12Those people are like irrational animals born to be caught and killed; after they have slandered what they cannot understand, they will end like animals 13and they will suffer the repayment of their wickedness. They delight in giving themselves to deprivation even in the daytime; they are deceiving you even when they are sharing your table. 14With their eyes always looking for adultery, they do not tire of sinning and seducing weak souls. They are full of greed – an accursed people.
15They abandoned the right way and followed Balaam, son of Beor who was attached to what he gained from his wrong doing. 16But he was rebuked for his sin: his she-ass began to speak with a human voice, stopping the prophet in his madness. 17These people are like waterless springs, clouds driven by a storm which move swiftly into the blackest darkness.

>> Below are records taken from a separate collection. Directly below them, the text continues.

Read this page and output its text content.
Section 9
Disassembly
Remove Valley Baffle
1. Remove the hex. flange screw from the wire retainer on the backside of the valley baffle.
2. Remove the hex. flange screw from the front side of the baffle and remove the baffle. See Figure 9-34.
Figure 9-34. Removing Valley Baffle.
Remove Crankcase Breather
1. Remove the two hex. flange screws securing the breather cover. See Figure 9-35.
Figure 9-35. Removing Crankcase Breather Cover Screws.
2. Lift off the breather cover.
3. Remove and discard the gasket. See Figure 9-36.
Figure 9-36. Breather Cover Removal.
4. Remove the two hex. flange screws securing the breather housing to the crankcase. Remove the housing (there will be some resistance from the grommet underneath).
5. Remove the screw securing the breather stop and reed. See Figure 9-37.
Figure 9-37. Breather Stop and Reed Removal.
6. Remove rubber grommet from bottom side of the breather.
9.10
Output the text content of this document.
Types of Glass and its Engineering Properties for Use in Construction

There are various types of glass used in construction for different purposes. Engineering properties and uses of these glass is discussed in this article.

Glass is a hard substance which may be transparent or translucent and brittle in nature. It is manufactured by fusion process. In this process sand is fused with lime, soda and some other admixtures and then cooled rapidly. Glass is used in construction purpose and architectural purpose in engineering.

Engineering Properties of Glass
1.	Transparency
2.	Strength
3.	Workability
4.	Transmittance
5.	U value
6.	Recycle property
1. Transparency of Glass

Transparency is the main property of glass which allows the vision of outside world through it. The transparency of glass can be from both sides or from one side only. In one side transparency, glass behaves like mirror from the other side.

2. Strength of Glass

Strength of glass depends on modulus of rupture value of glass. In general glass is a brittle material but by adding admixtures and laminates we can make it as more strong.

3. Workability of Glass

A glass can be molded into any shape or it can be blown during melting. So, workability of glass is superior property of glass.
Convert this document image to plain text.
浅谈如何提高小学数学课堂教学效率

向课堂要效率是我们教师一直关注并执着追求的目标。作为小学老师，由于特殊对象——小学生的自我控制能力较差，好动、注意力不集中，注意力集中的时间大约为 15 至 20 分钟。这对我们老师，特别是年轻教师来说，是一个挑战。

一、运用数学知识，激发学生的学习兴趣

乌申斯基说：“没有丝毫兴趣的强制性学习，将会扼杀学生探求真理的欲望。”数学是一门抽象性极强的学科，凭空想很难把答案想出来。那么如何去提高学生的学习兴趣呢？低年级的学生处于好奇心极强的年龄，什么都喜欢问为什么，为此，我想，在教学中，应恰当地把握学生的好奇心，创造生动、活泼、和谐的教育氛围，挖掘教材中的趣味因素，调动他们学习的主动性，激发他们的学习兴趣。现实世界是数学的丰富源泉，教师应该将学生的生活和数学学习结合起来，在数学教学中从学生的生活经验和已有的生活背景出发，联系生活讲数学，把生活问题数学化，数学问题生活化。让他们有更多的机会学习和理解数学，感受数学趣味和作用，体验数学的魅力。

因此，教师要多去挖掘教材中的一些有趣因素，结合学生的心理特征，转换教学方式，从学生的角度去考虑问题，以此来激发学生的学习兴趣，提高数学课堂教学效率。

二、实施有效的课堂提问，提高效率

18With their boastful and empty discourses, they encourage the lust and impure desire of those who have just freed themselves from the common errors.
19They promise freedom when they themselves are slaves of corruption: for people are slaves to whatever dominates them. 20Indeed, after being freed from worldly vices through the knowledge of the Lord and Savior Jesus Christ, they returned to those vices and surrendered to them; and their present state has become worse than the first. 21It would have been better for them not to know the way of holiness than, knowing it, to turn away from the sacred doctrine that they had been taught. 22In their case these proverbs are relevant: “The dog turns back to its own vomit,” and: “Hardly has the pig been washed than it again wallows in the mud.”
- 2 p 2,1 This chapter dealing with false masters repeats, in part, the threats found in the Letter of Jude.